An Arrow-Hurwicz-Uzawa Type Flow as Least Squares Solver for Network Linear Equations

We study the approach to obtaining least squares solutions to systems of linear algebraic equations over networks by using distributed algorithms. Each node has access to one of the linear equations and holds a dynamic state. The aim for the node states is to reach a consensus as a least squares solution of the linear equations by exchanging their states with neighbors over an underlying interaction graph. A continuous-time distributed least squares solver over networks is developed in the form of the famous Arrow-Hurwicz-Uzawa flow. A necessary and sufficient condition is established on the graph Laplacian for the continuous-time distributed algorithm to give the least squares solution in the limit, with an exponentially fast convergence rate. The feasibility of different fundamental graphs is discussed including path graph, star graph, etc. Moreover, a discrete-time distributed algorithm is developed by Euler's method, converging exponentially to the least squares solution at the node states with suitable step size and graph conditions.

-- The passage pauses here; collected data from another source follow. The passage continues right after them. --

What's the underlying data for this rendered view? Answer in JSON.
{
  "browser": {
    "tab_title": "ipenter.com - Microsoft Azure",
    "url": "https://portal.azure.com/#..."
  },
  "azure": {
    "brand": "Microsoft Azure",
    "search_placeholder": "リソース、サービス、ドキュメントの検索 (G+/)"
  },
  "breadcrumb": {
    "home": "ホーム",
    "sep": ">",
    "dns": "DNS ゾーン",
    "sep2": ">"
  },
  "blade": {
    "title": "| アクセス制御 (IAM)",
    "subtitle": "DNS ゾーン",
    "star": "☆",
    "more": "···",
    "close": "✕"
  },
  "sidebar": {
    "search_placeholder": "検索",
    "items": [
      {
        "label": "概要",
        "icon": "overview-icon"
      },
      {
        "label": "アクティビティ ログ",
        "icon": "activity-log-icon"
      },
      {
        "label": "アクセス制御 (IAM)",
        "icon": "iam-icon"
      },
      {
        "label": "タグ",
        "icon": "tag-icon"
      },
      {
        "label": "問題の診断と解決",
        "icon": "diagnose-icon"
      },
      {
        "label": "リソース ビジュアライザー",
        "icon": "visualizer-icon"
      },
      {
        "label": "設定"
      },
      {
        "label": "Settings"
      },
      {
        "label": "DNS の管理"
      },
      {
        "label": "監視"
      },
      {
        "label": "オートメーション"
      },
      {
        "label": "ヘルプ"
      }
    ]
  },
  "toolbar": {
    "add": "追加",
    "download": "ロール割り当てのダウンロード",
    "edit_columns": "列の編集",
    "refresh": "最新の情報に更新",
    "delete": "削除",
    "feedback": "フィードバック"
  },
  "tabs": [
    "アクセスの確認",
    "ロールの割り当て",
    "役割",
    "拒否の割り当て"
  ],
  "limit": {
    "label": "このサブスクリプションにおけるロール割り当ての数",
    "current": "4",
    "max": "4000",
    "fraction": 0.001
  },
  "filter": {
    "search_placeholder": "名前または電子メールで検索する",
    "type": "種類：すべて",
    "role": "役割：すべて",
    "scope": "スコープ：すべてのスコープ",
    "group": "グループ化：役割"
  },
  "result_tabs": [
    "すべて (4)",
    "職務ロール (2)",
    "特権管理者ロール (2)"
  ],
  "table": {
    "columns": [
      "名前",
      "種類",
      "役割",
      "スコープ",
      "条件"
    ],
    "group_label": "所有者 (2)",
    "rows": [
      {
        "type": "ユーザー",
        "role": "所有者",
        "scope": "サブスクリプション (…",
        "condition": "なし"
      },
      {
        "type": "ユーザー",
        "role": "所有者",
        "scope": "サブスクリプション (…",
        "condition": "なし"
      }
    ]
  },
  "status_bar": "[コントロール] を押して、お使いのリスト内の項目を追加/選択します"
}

The exponential convergence rate for both the continuous-time and discrete-time algorithms under the established conditions is confirmed by numerical examples. Finally, we investigate the performance of the proposed flow under switching networks, and surprisingly, switching networks at high switching frequencies can lead to approximate least square solvers even if all graphs in the switching signal fail to do so in the absence of structure switching.